While this cautionary tale is worth noting, Toronto is not Dubai. Any undertakings of such scale will be, like the Gehry proposal, driven by the private sector, and funded with care by cautious silver-haired Canadian bankers. There will be no gravy trains taking us down the track to ruin.

So yes dammit, bring the towers and a dozen more. We Torontonians deserve our own icons, our gigantic steel and glass fetishes, monuments to our collective creativity and daring, and magnets for the awestruck yokels of less-favoured metropoli.

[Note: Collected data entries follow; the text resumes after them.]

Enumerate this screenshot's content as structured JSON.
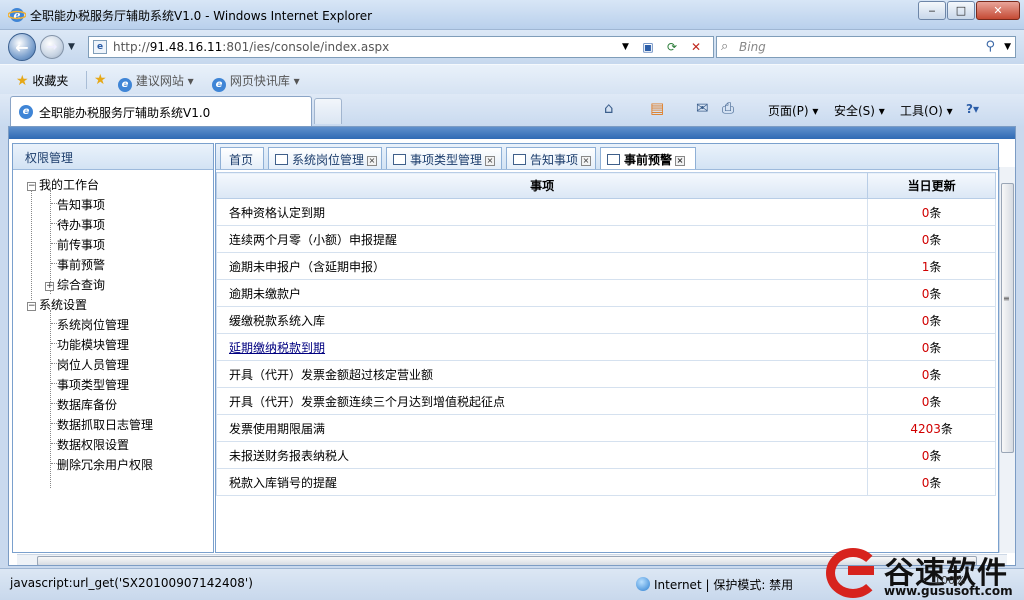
{
  "window": {
    "title": "全职能办税服务厅辅助系统V1.0 - Windows Internet Explorer",
    "minimize": "‒",
    "maximize": "□",
    "close": "✕"
  },
  "address": {
    "url_prefix": "http://",
    "url_host": "91.48.16.11",
    "url_rest": ":801/ies/console/index.aspx"
  },
  "search": {
    "placeholder": "Bing"
  },
  "favorites": {
    "favorites_label": "收藏夹",
    "items": [
      "建议网站 ▾",
      "网页快讯库 ▾"
    ]
  },
  "browser_tab": {
    "label": "全职能办税服务厅辅助系统V1.0"
  },
  "commands": {
    "page": "页面(P) ▾",
    "safety": "安全(S) ▾",
    "tools": "工具(O) ▾",
    "help": "?▾"
  },
  "sidebar": {
    "title": "权限管理",
    "groups": [
      {
        "label": "我的工作台",
        "toggle": "−",
        "items": [
          "告知事项",
          "待办事项",
          "前传事项",
          "事前预警"
        ],
        "sub_label": "综合查询",
        "sub_toggle": "+"
      },
      {
        "label": "系统设置",
        "toggle": "−",
        "items": [
          "系统岗位管理",
          "功能模块管理",
          "岗位人员管理",
          "事项类型管理",
          "数据库备份",
          "数据抓取日志管理",
          "数据权限设置",
          "删除冗余用户权限"
        ]
      }
    ]
  },
  "tabs": [
    {
      "label": "首页"
    },
    {
      "label": "系统岗位管理",
      "close": "×"
    },
    {
      "label": "事项类型管理",
      "close": "×"
    },
    {
      "label": "告知事项",
      "close": "×"
    },
    {
      "label": "事前预警",
      "close": "×",
      "active": true
    }
  ],
  "table": {
    "headers": [
      "事项",
      "当日更新"
    ],
    "unit": "条",
    "rows": [
      {
        "item": "各种资格认定到期",
        "count": "0"
      },
      {
        "item": "连续两个月零（小额）申报提醒",
        "count": "0"
      },
      {
        "item": "逾期未申报户（含延期申报）",
        "count": "1"
      },
      {
        "item": "逾期未缴款户",
        "count": "0"
      },
      {
        "item": "缓缴税款系统入库",
        "count": "0"
      },
      {
        "item": "延期缴纳税款到期",
        "count": "0",
        "link": true
      },
      {
        "item": "开具（代开）发票金额超过核定营业额",
        "count": "0"
      },
      {
        "item": "开具（代开）发票金额连续三个月达到增值税起征点",
        "count": "0"
      },
      {
        "item": "发票使用期限届满",
        "count": "4203"
      },
      {
        "item": "未报送财务报表纳税人",
        "count": "0"
      },
      {
        "item": "税款入库销号的提醒",
        "count": "0"
      }
    ]
  },
  "status": {
    "text": "javascript:url_get('SX20100907142408')",
    "zone": "Internet | 保护模式: 禁用",
    "zoom": "100%"
  },
  "watermark": {
    "cn": "谷速软件",
    "en": "www.gususoft.com"
  }
}
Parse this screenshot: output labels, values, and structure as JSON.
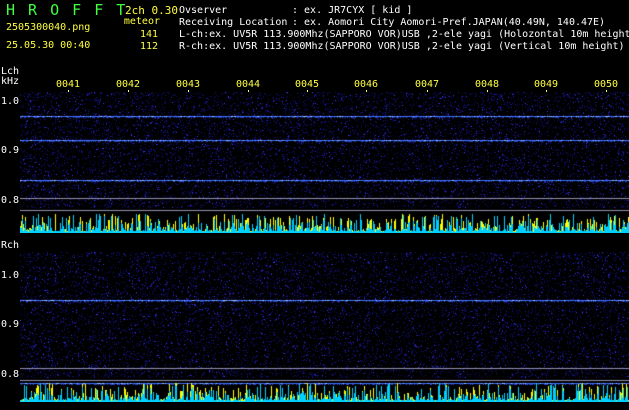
{
  "header": {
    "brand": "H R O F F T",
    "version": "2ch 0.30",
    "filename": "2505300040.png",
    "datetime": "25.05.30 00:40",
    "meteor_label": "meteor",
    "lch_count": "141",
    "rch_count": "112",
    "observer_key": "Ovserver",
    "observer_val": ": ex. JR7CYX [ kid ]",
    "location_key": "Receiving Location",
    "location_val": ": ex. Aomori City Aomori-Pref.JAPAN(40.49N, 140.47E)",
    "lch_info": "L-ch:ex. UV5R 113.900Mhz(SAPPORO VOR)USB ,2-ele yagi (Holozontal 10m height)",
    "rch_info": "R-ch:ex. UV5R 113.900Mhz(SAPPORO VOR)USB ,2-ele yagi (Vertical 10m height)"
  },
  "lch": {
    "label": "Lch",
    "unit": "kHz",
    "y_ticks": [
      "1.0",
      "0.9",
      "0.8"
    ]
  },
  "rch": {
    "label": "Rch",
    "y_ticks": [
      "1.0",
      "0.9",
      "0.8"
    ]
  },
  "time_ticks": [
    "0041",
    "0042",
    "0043",
    "0044",
    "0045",
    "0046",
    "0047",
    "0048",
    "0049",
    "0050"
  ],
  "colors": {
    "brand": "#40ff40",
    "accent": "#ffff40",
    "noise_blue": "#1a1aa0",
    "carrier": "#4080ff",
    "level_yellow": "#ffff00",
    "level_cyan": "#00e0ff"
  }
}
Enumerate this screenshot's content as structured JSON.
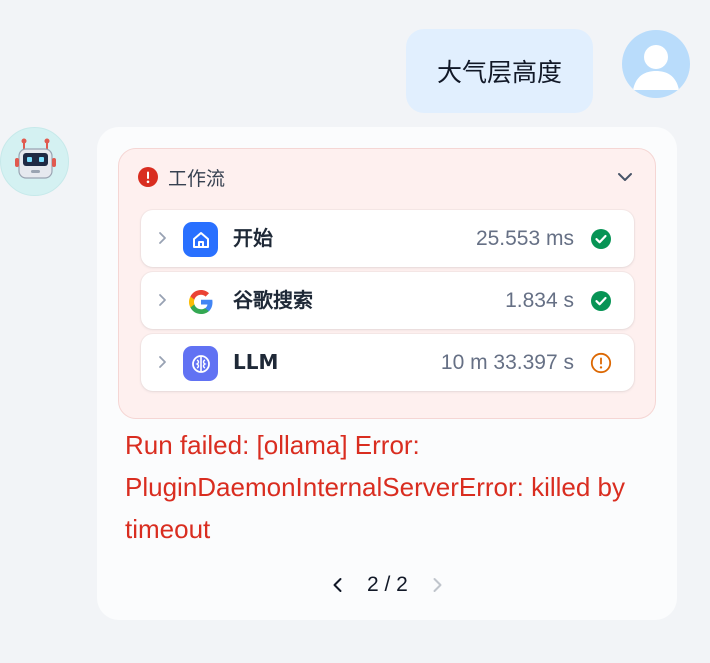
{
  "user_message": {
    "text": "大气层高度"
  },
  "workflow": {
    "title": "工作流",
    "nodes": [
      {
        "label": "开始",
        "time": "25.553 ms",
        "icon": "home-icon",
        "status": "success"
      },
      {
        "label": "谷歌搜索",
        "time": "1.834 s",
        "icon": "google-icon",
        "status": "success"
      },
      {
        "label": "LLM",
        "time": "10 m 33.397 s",
        "icon": "brain-icon",
        "status": "warning"
      }
    ]
  },
  "error_message": "Run failed: [ollama] Error: PluginDaemonInternalServerError: killed by timeout",
  "pagination": {
    "label": "2 / 2"
  },
  "colors": {
    "error": "#d92d20",
    "success": "#079455",
    "warning": "#dc6803",
    "start_icon_bg": "#2970ff",
    "llm_icon_bg": "#6172f3"
  }
}
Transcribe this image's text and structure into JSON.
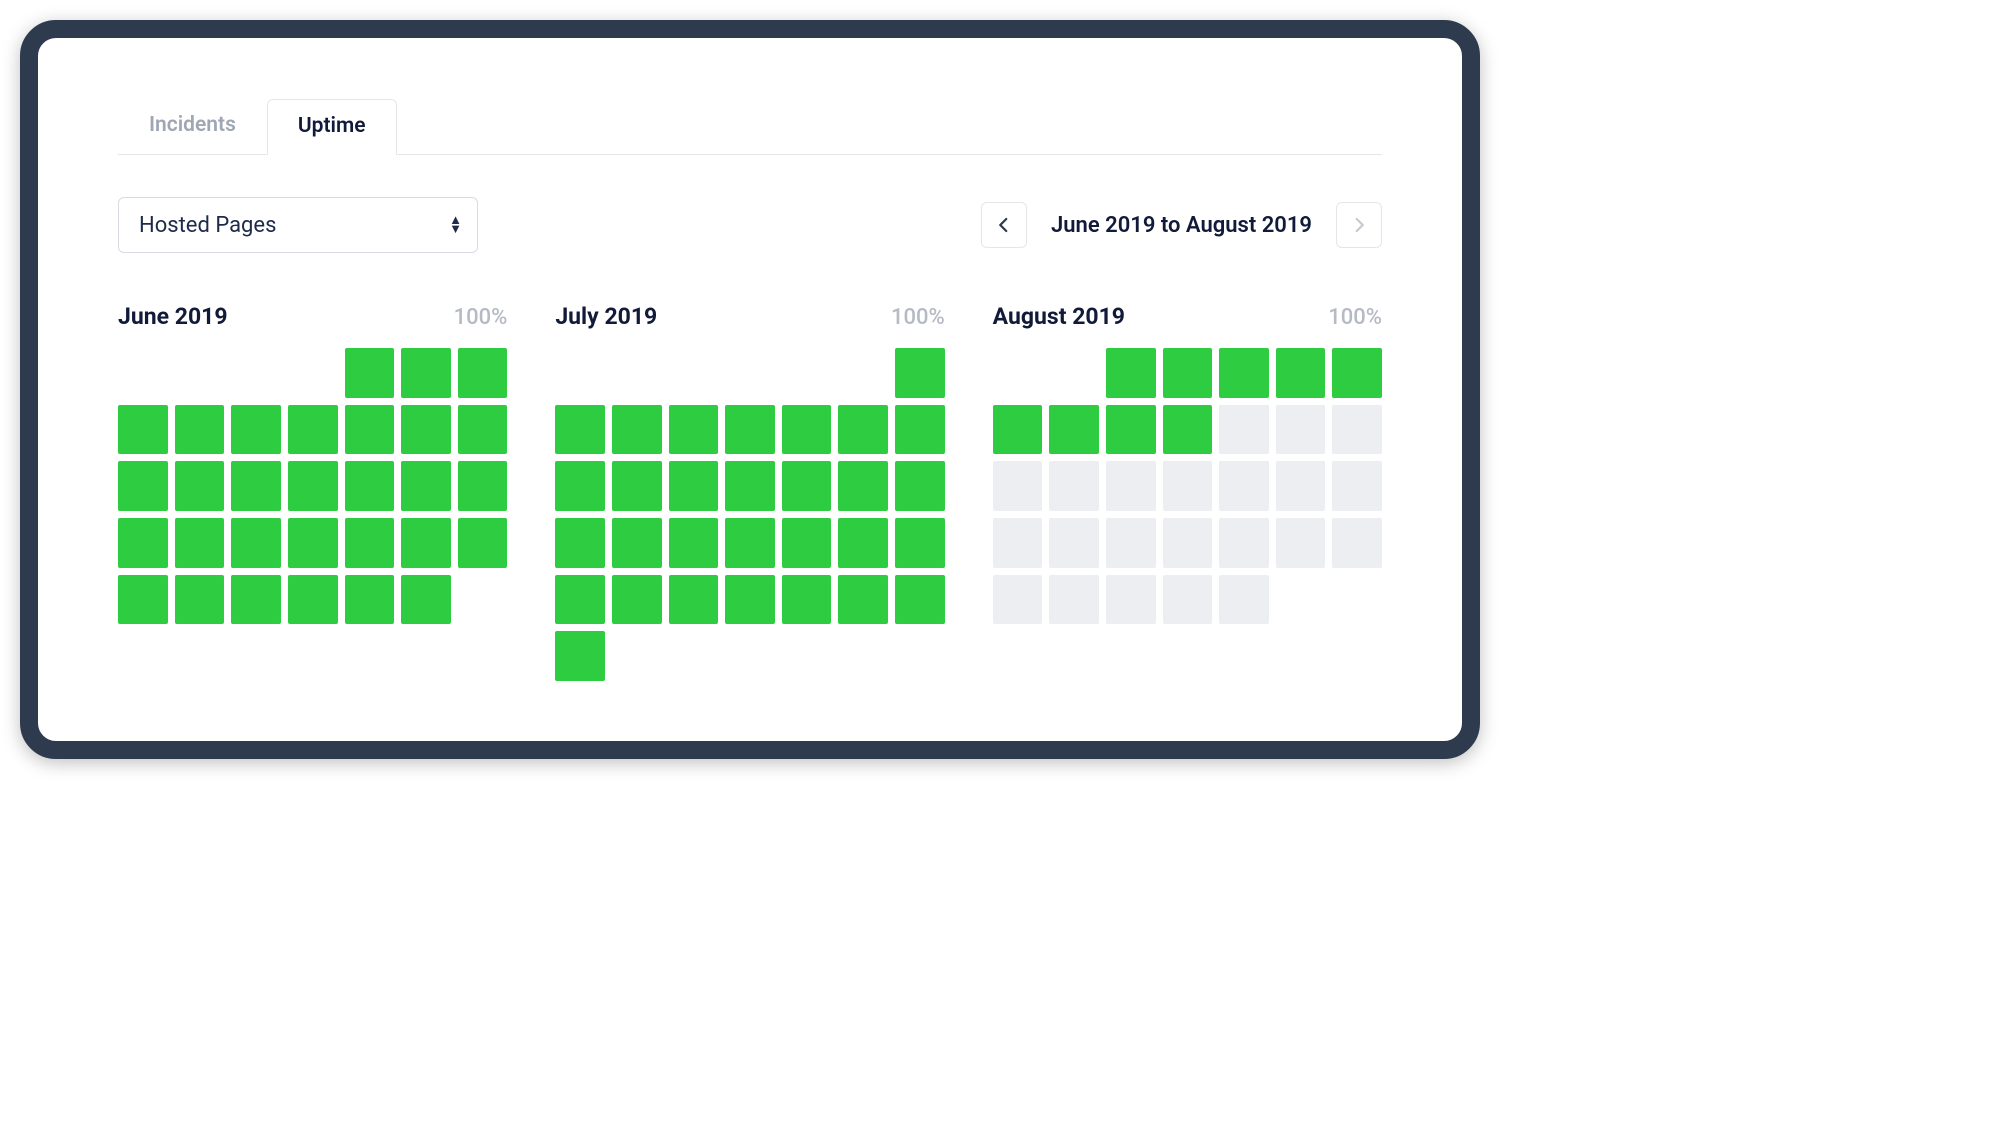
{
  "tabs": [
    {
      "label": "Incidents",
      "active": false
    },
    {
      "label": "Uptime",
      "active": true
    }
  ],
  "filter": {
    "selected": "Hosted Pages"
  },
  "range": {
    "label": "June 2019 to August 2019"
  },
  "colors": {
    "up": "#2ecc40",
    "future": "#eceef1"
  },
  "months": [
    {
      "name": "June 2019",
      "uptime": "100%",
      "startOffset": 4,
      "days": 30,
      "status": [
        "up",
        "up",
        "up",
        "up",
        "up",
        "up",
        "up",
        "up",
        "up",
        "up",
        "up",
        "up",
        "up",
        "up",
        "up",
        "up",
        "up",
        "up",
        "up",
        "up",
        "up",
        "up",
        "up",
        "up",
        "up",
        "up",
        "up",
        "up",
        "up",
        "up"
      ]
    },
    {
      "name": "July 2019",
      "uptime": "100%",
      "startOffset": 6,
      "days": 30,
      "status": [
        "up",
        "up",
        "up",
        "up",
        "up",
        "up",
        "up",
        "up",
        "up",
        "up",
        "up",
        "up",
        "up",
        "up",
        "up",
        "up",
        "up",
        "up",
        "up",
        "up",
        "up",
        "up",
        "up",
        "up",
        "up",
        "up",
        "up",
        "up",
        "up",
        "up"
      ]
    },
    {
      "name": "August 2019",
      "uptime": "100%",
      "startOffset": 2,
      "days": 31,
      "status": [
        "up",
        "up",
        "up",
        "up",
        "up",
        "up",
        "up",
        "up",
        "up",
        "future",
        "future",
        "future",
        "future",
        "future",
        "future",
        "future",
        "future",
        "future",
        "future",
        "future",
        "future",
        "future",
        "future",
        "future",
        "future",
        "future",
        "future",
        "future",
        "future",
        "future",
        "future"
      ]
    }
  ]
}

The days of timid deferential Canadianism are long gone. Let’s build the absurd, beautiful, interesting city we want to live in.


  • Anonymous

    I think the condo-clone-towers (clonedo towers?) are the worst thing possible: boring. Sure, some people will love and some will hate, but at least there will be passion about our city’s appearance.

  • justin ┬──┬ ¯_(ツ)

    We need enough condos in Toronto that it feels like living in Kowloon Walled City.

  • chastity fudge

    HOW do you propose getting ALL these people to and from the area? When’s the last time you’ve been on the king streetcar in the middle of the day…or ANY TIME of day?

    • Anne

      I was on the streetcar this morning, as I do 5 days a week. It was congested as usual. Just as it was for people commuting on the roads from Hamilton or Brampton, or by transit from the East end or the North end. It doesn’t mean we should stop progress. Should we stop building the city, because the subway is inferior? Or should the citizens keep lobbying the city for better infrastructure? Maybe the city should be forced to grow with it’s population. Are there really a lot of people who will live in these condos that have to commute by the streetcar to their jobs? Seems to me most of those will be walking distance. King and John is definitely walking distance to the St. Patrick subway, so why would the streetcar be busier?

  • Drew

    Right on. It’s a Gehry building. This is on World class level that we want for Toronto. The Princess of Wales Theatre is not a cultural institution. It had big scale money making musicals such as those by Disney. Not exactly the ‘theatah’. This will have an art gallery of David Mirvish’s modern art that is currently only seen in Europe, and it will free. I also think it’s time to stop hating condos. Would we rather have more urban sprawl? Take a look at cities like Houston if you don’t want to build up. Going the Manhattan way is better. Some people may not like all of this, but 2 years after this new building is built, they would have forgotten all about what used to be there and talk about what’s in it’s place.

    • chastity fudge

      Manhatten has A PROPER SUBWAY SYSTEM.

  • Anonymous

    Spectacle shmectacle. I’m disappointed by the design of this development for two reasons. First would be the ridiculous podium. The second would be the lack of cohesion between the three towers. Why pretend that they aren’t a single complex? Why not give each tower a unique but related design (perhaps setting the tone for future developments in the area – dare I even dream of a definitive Toronto architectural style?) and create a distinct monolithic monument instead of three squabbling demi-monuments?

    • Michael Kolberg

      I think I’m gonna leave the design to Frank Gehry

  • Anonymous

    What happens when the giant pieces of trash fall off?

    • Anonymous

      The wind will blow them to another cluster of buildings. Mobile monument!

    • John Duncan

      I more worry about what will happen when pieces of ice fall off the giant pieces of trash. Gehry’s known for making buildings with crazy angles and decorations based on sketches and sculptures, not for putting any thought into how they will interact with the public realm or into addressing potential maintenance problems.